There was an altercation of words at my apartment, off college campus grounds.
The Altercation was between two of my guests and my now ex-roommate because of a
conversation my ex-roommate was eavesdropping on. My ex-roommate has since gone
to the dean and the dean is demanding to know the names of my guests. Nothing
criminal or illegal occurred that night just an exchange of words. Am I within my
legal right to refuse to give the Dean the names of my guest?
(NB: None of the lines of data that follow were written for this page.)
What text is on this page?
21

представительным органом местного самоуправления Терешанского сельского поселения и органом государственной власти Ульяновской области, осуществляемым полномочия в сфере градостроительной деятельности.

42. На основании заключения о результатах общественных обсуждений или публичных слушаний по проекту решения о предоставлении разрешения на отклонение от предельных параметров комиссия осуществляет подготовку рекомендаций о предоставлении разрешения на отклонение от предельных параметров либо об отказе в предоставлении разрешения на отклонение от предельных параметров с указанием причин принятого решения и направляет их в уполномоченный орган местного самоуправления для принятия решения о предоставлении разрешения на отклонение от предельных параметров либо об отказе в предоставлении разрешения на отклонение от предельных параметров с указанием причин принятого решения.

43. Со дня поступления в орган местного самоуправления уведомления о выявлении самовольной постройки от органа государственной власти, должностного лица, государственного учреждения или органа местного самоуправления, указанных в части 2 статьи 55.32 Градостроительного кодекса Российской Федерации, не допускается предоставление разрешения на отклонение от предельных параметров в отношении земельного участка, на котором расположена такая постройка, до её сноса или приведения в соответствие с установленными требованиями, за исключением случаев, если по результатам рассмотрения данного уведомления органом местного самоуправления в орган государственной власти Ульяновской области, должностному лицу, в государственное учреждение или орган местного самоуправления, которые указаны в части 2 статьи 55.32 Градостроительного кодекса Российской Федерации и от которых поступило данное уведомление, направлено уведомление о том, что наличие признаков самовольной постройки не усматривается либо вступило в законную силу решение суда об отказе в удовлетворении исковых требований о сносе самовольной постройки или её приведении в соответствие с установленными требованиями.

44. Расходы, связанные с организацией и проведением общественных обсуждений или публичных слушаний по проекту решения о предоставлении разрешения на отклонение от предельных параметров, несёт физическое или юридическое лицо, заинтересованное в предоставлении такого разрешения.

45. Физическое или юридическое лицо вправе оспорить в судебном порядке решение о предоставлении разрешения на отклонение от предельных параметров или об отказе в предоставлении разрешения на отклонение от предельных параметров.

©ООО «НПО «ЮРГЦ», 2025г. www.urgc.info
Asked on October 12, 2016 under Personal Injury, Tennessee

Answers:

SJZ, Member, New York Bar / FreeAdvice Contributing Attorney

Answered 5 years ago | Contributor

Under the law generally, you would not have to reveal to a private person (the dean) or entity (the college) this information unless properly subpoenaed for it in the context of a lawsuit. But your college's  code of student conduct, discriplinary rules, and/or any agreement(s) you signed in matriculating may require you to comply with the dean's request; if so, you would be obligated contractually (by signing up to go to school there, you agree to follow their rules) to provide the information. You could respectfully state to dean's office that you would prefer not to do this, but that if they believe they have the authority to require this, ask if they can provide you that authority (e.g. the pages in the student handbook or rules of conduct). Review whatever authority they provide: you can then decide if you must honor this request.